Relational Database Design: A Step-By-Step Guide

SQL
8 min read

Introduction

As an engineer working on Dolt, I spend most of my time working on the internals of a database system. Recently, I worked on using Dolt as a product to create a dataset that stored the entire Bitcoin blockchain's history. As I ambitiously ventured to create a 1Tb database, I realized I had made some foundational schema design flaws and had to start all over again. I came to the conclusion that although I work on a database product, I never closely studied schema design practices. This led me to Rod Stephen's excellent book on the foundations of relational database design. In this blog post, I'll share my learnings, detail some fundamental steps in relational database design, and walk through modeling an example problem. We'll also see how Dolt is an ideal tool to design schemas and track their changes with its versioning functionality.

Steps in Database Designs

Let's start by introducing a summary of the key concepts you need to keep in mind when designing your first relational database schema from scratch.

  1. Define the functionality of the database
  2. Determine the data needs
  3. Create the data models
  4. Establish model relationships
  5. Determine business rules

Our goal is to apply these steps to build a hotel room reservation system. Our hotel has a limited number of rooms and floors. Guest reserve rooms on specific floors. There are different types of rooms each with different prices.

Step 1: Define the functionality of the database

We've been given a fairly generic problem statement. We need to start asking some questions to hone in on the end-to-end functionality that is required. Here are a couple of examples:

  1. What is the user flow for a guest making a reservation?

A set of guests apply online to make a reservation. If the reservation is successful, one guest inputs her payment information and becomes a paying customer. When the user comes into the hotel, she checks in and confirms the reservation. Based on the customer's reservation, the customer is then allocated a room of a particular room-type.

  1. Do we need to track all reservations or only the approved reservations?

We want to track all reservations, even unsuccessful ones, as there are plenty of potential customers who never show up and check-in.

  1. What payment information do we need to collect for a paying customer?

For simplicity's sake, we will take a customer's credit card number and license number.

  1. Do we need to make it easy to query the names of the guests in a current room?

Yes, we should be able to quickly query all guests who are staying in a given room number.

  1. How do we know a room is currently occupied on a given day d?

We will define a room as occupied if there is a confirmed reservation where d sits in between the arrival and departure dates.

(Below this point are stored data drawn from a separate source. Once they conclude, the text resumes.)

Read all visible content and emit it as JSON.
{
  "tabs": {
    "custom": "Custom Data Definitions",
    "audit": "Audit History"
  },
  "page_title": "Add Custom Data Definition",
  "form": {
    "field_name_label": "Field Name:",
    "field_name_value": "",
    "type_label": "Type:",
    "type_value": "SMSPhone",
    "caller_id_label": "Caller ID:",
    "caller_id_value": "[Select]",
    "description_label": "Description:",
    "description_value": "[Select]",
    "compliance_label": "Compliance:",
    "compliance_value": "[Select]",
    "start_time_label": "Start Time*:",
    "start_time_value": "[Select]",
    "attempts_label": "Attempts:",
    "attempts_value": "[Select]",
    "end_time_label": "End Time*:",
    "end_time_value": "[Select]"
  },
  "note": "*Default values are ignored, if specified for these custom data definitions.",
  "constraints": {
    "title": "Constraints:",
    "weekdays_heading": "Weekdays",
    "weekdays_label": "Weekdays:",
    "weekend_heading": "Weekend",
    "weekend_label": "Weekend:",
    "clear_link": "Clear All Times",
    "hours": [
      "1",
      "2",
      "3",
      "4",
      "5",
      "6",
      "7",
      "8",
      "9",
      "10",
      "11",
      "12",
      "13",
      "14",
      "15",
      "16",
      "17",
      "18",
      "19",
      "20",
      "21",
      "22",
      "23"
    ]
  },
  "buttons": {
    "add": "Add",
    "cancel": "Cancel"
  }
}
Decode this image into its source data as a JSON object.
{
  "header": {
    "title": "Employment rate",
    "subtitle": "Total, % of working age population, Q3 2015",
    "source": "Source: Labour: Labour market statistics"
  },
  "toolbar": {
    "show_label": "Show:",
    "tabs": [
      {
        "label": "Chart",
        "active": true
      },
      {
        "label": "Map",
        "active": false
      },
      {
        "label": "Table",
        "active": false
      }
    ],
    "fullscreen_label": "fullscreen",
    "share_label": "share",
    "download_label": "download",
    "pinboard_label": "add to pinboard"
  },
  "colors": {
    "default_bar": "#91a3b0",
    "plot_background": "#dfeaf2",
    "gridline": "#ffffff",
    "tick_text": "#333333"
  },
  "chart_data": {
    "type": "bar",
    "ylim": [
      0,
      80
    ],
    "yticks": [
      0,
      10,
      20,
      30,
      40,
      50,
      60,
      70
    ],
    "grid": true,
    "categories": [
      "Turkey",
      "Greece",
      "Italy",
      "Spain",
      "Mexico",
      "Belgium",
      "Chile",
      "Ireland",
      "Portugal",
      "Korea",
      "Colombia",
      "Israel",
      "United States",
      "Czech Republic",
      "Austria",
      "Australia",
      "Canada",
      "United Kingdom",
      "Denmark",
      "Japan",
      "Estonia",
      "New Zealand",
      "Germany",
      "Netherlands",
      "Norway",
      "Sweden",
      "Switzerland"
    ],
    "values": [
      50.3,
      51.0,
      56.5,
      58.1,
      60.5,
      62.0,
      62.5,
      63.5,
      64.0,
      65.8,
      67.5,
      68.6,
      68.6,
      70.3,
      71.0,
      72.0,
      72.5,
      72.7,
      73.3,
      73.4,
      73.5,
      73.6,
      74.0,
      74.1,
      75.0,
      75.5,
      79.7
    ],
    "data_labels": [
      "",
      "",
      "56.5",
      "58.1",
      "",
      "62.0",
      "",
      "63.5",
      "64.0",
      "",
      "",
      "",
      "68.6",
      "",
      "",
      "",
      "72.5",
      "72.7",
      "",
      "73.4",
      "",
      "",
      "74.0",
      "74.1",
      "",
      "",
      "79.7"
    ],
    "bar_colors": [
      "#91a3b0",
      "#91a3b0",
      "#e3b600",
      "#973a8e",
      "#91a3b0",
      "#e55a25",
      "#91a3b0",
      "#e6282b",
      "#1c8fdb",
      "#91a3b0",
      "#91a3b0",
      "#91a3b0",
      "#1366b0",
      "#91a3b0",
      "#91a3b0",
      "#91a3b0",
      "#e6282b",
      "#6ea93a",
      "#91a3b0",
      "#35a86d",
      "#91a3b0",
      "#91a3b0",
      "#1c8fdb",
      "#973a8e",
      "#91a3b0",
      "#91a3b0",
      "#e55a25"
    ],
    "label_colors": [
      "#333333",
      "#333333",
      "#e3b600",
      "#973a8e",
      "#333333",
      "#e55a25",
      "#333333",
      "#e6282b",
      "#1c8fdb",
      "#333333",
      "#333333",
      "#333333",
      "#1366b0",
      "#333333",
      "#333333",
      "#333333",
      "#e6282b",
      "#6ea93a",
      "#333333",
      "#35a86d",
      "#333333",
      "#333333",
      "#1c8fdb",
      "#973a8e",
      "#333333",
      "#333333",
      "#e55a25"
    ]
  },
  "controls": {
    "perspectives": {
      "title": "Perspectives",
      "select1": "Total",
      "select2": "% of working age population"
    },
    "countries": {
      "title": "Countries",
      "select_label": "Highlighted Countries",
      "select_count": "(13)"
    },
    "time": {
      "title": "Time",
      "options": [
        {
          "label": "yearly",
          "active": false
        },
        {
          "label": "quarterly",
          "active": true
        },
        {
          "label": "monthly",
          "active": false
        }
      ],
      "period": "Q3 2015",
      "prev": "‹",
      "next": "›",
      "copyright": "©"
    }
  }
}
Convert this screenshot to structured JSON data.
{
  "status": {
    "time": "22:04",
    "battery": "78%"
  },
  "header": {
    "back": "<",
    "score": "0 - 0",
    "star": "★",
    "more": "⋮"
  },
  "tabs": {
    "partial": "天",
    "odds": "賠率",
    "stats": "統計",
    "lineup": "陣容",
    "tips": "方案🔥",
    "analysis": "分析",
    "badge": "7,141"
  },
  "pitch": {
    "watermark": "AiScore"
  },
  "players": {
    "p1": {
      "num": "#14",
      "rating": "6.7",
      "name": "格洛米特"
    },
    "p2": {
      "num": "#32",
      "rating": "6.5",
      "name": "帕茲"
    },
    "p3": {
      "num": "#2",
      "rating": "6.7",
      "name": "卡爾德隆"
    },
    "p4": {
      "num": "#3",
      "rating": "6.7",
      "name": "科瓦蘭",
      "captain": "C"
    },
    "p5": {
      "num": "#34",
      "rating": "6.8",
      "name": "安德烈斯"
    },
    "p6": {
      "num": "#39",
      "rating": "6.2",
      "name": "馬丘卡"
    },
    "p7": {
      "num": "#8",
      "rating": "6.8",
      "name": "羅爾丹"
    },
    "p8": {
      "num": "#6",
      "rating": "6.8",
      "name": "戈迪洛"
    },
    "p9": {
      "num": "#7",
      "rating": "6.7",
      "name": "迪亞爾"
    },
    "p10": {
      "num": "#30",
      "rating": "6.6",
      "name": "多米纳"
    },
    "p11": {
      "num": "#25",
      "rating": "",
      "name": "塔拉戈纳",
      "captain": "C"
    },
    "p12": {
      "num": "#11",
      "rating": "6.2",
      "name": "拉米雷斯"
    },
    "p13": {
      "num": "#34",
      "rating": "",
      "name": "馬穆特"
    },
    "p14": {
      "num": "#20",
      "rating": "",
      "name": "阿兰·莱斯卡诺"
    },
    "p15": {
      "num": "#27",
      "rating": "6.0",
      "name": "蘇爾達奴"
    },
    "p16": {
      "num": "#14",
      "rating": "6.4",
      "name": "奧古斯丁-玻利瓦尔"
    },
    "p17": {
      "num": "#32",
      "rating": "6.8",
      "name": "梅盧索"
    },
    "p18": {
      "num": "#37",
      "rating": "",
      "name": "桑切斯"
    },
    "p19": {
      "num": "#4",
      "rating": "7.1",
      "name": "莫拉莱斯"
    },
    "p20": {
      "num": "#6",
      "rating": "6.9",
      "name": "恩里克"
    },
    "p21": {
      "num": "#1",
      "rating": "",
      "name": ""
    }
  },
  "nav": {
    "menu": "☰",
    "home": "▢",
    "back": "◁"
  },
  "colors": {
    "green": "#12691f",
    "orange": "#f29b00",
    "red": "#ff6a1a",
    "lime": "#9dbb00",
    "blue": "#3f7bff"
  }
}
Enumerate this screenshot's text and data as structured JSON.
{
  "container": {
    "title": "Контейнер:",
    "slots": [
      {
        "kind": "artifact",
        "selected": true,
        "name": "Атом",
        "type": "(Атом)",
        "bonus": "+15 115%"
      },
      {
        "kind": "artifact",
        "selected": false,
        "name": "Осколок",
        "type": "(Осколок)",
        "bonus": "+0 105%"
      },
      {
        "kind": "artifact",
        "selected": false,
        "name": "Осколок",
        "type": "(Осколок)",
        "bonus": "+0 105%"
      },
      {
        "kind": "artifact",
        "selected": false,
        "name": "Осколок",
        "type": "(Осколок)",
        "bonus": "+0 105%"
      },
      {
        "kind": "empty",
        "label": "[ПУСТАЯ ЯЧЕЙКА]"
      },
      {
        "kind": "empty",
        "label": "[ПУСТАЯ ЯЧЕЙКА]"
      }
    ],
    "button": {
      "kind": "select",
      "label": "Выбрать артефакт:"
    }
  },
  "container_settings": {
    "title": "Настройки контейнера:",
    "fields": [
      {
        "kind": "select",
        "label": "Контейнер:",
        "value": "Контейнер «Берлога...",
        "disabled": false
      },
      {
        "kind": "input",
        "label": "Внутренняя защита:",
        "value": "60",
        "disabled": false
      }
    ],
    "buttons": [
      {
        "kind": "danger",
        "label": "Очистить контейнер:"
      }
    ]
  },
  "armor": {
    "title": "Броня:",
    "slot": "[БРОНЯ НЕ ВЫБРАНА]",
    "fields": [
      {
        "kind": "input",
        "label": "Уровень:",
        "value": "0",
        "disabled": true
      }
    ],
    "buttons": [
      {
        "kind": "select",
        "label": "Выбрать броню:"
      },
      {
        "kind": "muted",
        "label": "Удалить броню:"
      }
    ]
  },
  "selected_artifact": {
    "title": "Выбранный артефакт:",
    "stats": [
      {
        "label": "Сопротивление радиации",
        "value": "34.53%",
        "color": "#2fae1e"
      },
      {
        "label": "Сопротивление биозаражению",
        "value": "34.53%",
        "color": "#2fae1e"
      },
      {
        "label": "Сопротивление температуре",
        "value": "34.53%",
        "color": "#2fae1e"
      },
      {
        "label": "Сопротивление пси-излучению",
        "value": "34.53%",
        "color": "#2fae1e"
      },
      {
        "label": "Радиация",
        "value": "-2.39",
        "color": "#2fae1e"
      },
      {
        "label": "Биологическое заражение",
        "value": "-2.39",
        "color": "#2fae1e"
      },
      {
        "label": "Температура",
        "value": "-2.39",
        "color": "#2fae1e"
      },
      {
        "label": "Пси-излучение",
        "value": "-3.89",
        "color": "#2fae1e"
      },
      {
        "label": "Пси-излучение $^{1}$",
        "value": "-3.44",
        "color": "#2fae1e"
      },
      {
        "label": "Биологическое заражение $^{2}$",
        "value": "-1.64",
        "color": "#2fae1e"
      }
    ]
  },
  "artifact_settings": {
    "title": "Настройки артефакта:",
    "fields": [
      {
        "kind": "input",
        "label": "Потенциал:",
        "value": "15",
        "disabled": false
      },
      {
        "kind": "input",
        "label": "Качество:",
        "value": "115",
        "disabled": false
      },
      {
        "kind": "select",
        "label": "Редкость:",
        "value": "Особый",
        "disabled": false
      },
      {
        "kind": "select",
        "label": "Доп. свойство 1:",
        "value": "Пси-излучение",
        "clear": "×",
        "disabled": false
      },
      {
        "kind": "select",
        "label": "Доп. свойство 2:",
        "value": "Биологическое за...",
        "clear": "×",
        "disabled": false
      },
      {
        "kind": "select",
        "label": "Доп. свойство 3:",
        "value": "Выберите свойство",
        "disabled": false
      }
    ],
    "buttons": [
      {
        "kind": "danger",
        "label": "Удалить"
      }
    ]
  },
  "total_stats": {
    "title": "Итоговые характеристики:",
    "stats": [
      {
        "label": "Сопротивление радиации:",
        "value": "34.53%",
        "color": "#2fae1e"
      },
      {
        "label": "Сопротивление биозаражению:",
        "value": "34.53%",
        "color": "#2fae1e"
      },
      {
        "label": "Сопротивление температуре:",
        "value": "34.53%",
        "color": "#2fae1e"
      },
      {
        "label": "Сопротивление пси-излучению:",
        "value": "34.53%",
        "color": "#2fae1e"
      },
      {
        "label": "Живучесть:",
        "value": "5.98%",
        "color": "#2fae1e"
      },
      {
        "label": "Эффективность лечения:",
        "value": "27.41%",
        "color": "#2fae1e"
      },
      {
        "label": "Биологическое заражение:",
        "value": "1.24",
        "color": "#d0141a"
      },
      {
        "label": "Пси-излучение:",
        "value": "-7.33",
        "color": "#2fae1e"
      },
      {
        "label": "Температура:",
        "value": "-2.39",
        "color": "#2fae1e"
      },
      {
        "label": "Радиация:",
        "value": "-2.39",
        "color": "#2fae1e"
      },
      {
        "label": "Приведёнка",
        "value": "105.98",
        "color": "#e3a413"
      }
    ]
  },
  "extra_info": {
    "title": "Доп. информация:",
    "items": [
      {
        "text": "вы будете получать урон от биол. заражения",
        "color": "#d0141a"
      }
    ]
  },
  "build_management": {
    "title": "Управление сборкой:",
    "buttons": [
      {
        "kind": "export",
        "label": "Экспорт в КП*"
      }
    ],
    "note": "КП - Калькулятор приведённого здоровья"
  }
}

Step 2: Determine the data needs

  1. What are all the pieces of data that we need to collect to make this user flow happen?

For a guest we need to track her personal information including first name, last name, address, and phone number.

For a customer we need to track her payment information along with her relationship to the booking party.

For a reservation we need to track the paying customer, the type and location of the room, the booking period, and its confirmation status.

For a room we want to track its floor, number, type and, price.

We also want to know all types of a room (i.e one-bed, two-bed, loft).

  1. Where does the data come from?

We'll assume that data is coming from two applications. The first is an online reservation system for potential customers to use. The second is an internal application that hotel staff uses to check customers in and collect payment info.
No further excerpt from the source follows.